Git & Github

Sean Harrington & Vikram Chhatre

December 3, 2021

Table of Contents























































0. What are Git and Github?

Git is open source version control software. Version control is the general name for a system that tracks incremental changes made to code or other documents (e.g., these tutorials). In addition to keeping track of any changes made to the code or other document, Git will also allow users to revert to previous versions of a document. This capability allows you to make changes to your code without fearing that the new changes will break the whole pipeline: if that happens, simply revert to that last functional version. The eliminates the need to keep around old versions of code as separate files “just in case” or to have multiple versions of the same code that are hard to keep track of. Git is not the only version control program, but it is the most widely used and integrates seamlessly with a number of remote systems and other tools.

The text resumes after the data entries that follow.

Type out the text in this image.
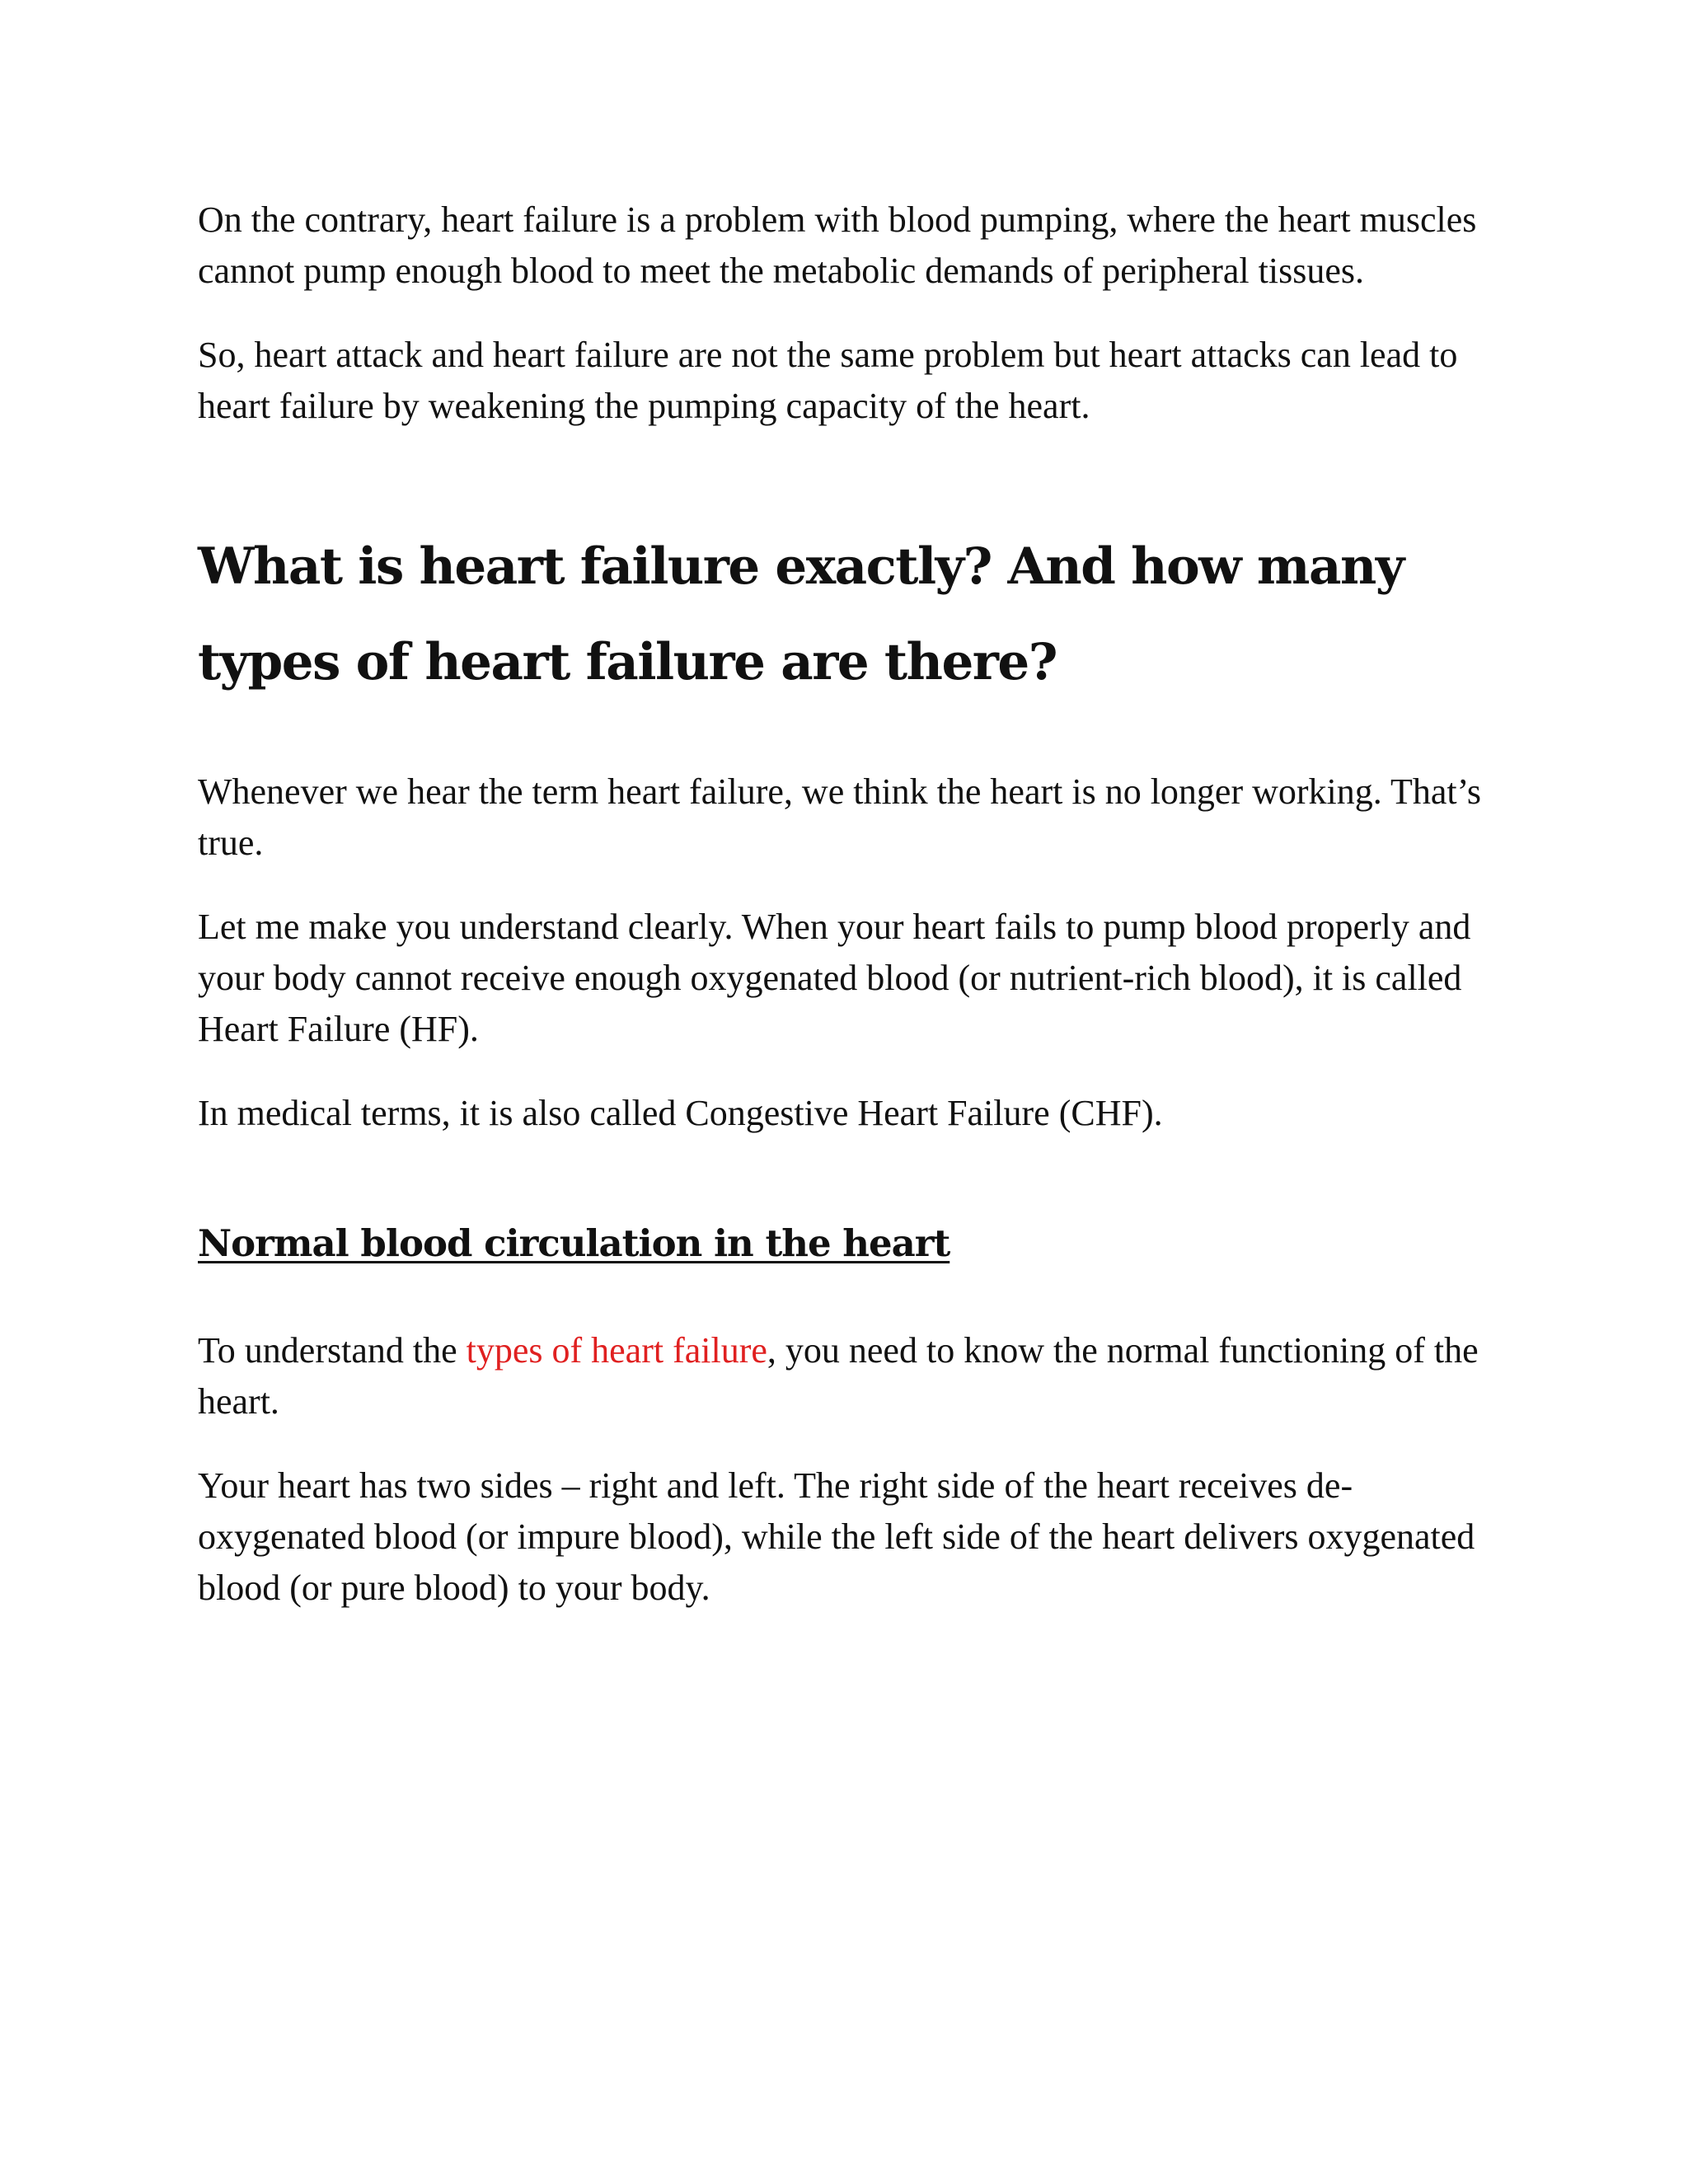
On the contrary, heart failure is a problem with blood pumping, where the heart muscles cannot pump enough blood to meet the metabolic demands of peripheral tissues.

So, heart attack and heart failure are not the same problem but heart attacks can lead to heart failure by weakening the pumping capacity of the heart.

What is heart failure exactly? And how many types of heart failure are there?

Whenever we hear the term heart failure, we think the heart is no longer working. That’s true.

Let me make you understand clearly. When your heart fails to pump blood properly and your body cannot receive enough oxygenated blood (or nutrient-rich blood), it is called Heart Failure (HF).

In medical terms, it is also called Congestive Heart Failure (CHF).

Normal blood circulation in the heart

To understand the types of heart failure, you need to know the normal functioning of the heart.

Your heart has two sides – right and left. The right side of the heart receives de-oxygenated blood (or impure blood), while the left side of the heart delivers oxygenated blood (or pure blood) to your body.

Github is a an online Git repository hosting service. Github is integrated with Git to allow for easy sharing of Git repositories, collaboration on projects, and even hosting of websites, such as the website for this workshop. If you go to https://github.com/wyoibc/popgen_workshop, you can see the raw repository for this workshop, including information about the changes made to files, etc.




1. Create a Github account and repository

We’ll work with Git on Teton, where it is already installed. If you want to use it locally on your own machine, Git should also come installed on Mac and Linux operating systems, but will need to be installed on Windows. So we just need to set up Github and then we can get working.

If you do not already have a Github account, go to Github and click on Sign up in the top righthand corner and complete the process of creating your account. While signed in, you should see a + button in the righthand corner. Click on that and select New Repository. This should open a page that looks like this:

In Repository name enter popgen. In Description, you can enter something like Repo for 2021 Popgen workshop. Below Description, change the repository from Public to Private. For any data and code that you actually want to make public, you will leave this checked as Public, but we’re all uploading more or less the same files to Github in different repositories, so these repositories don’t need to be publicly available.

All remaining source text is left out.